While we do not want to dismiss fears about technology replacing workers, we also urge policy makers, businesses and the public to think about the alternatives. If we fall further behind in productivity and the adoption of new technologies, then future investment decisions will not follow. Businesses, investment and jobs will move overseas. The UK’s low automation adoption is part of our lagging productivity, especially for SMEs, which is preventing a much-needed rise in economic growth, wages and living standards. Efforts to remedy this has been slow. The abolition of the Manufacturing Advisory Service has left businesses unsure where to look for support, while the Made Smarter Review has shown potential but has so-far been restricted to a single regional pilot.

The UK missed its chance to lead on developing industrial automation, but it should be adopting it. Where we have a new chance to lead and succeed is with service robotics and in AI, but only if we are supporting British businesses and researchers to innovate. The Government needs to provide support for businesses, through research funding and incentives for investment, and for academia, by ensuring our universities have access to researchers, investment and projects from around the world.

The school curriculum has become increasingly narrow in recent years. Yet, the areas in which people have a competitive and absolute advantage over robots is in the in creative industries, design and areas where human interaction is essential. Education and lifelong learning will be crucial to allow workers to retrain in areas where jobs will likely be creates in the years to come, and where tasks are at low risk of automation. We know already that there will be demand for STEM subjects, enabling people to design, build and programme the robotics, automation and data technologies required for the Fourth Industrial Revolution. But we also know that many of the technologies and jobs that people in education now will now have the chance to access in the future are yet to exist.
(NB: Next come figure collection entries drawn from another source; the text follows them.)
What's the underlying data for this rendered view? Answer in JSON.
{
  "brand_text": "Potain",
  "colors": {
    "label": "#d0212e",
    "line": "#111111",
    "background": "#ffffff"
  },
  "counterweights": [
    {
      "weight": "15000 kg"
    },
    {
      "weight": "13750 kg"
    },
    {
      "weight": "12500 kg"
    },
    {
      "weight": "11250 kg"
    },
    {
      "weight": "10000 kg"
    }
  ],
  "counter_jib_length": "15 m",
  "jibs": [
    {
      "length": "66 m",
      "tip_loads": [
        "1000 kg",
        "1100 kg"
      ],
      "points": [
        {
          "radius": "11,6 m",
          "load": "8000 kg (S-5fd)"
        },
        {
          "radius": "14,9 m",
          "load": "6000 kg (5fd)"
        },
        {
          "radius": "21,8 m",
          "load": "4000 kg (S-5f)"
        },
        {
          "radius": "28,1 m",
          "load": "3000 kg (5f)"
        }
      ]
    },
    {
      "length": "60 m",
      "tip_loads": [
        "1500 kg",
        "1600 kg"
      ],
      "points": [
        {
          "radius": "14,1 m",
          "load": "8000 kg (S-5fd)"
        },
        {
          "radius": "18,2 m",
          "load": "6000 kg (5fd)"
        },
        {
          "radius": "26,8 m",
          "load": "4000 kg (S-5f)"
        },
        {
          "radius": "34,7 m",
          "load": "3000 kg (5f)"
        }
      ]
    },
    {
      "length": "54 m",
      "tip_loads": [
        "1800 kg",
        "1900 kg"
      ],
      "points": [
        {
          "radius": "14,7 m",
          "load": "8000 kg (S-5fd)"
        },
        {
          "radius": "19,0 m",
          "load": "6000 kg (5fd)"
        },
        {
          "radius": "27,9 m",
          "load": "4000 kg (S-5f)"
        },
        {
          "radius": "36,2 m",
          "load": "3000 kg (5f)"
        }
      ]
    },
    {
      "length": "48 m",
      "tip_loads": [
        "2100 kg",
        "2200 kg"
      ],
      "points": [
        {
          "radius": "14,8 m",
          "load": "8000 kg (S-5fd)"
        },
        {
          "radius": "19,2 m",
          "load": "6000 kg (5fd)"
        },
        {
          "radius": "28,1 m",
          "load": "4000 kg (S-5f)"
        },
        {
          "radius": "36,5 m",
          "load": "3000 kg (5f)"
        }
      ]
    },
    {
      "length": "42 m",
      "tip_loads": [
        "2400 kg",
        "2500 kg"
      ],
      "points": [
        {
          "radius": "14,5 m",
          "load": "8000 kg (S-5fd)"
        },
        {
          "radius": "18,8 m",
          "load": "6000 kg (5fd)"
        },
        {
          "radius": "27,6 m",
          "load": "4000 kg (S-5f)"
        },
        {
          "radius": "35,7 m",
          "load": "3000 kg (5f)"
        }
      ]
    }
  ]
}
A flexible and relevant school and university curriculum, as well as a large-scale expansion of lifelong learning and reskilling are essential and ensure opportunities don’t just fall to those with the ‘right’ degrees and skillsets, and enables the UK to improve on the only 17 per cent female workforce in the technology sector.

The ownership and use of new technologies, processes and robots is likely to make businesses richer and more powerful. For a fairer society it is important that we consider ownership models of technologies whilst being cautious not to stifle innovation. We have seen from previous inquiries that the practices of businesses such as Amazon and Uber can lead to workers being exploited by increasingly monopolistic firms who earn huge returns that do not flow back to the workers who help create that wealth. More co-operative ownership models, as well as greater employee engagement, stronger employment legislation and a fairer corporate tax regime are key to ensure public support for the benefits of a growth in automation, a rise in living standards and a fair economy and society.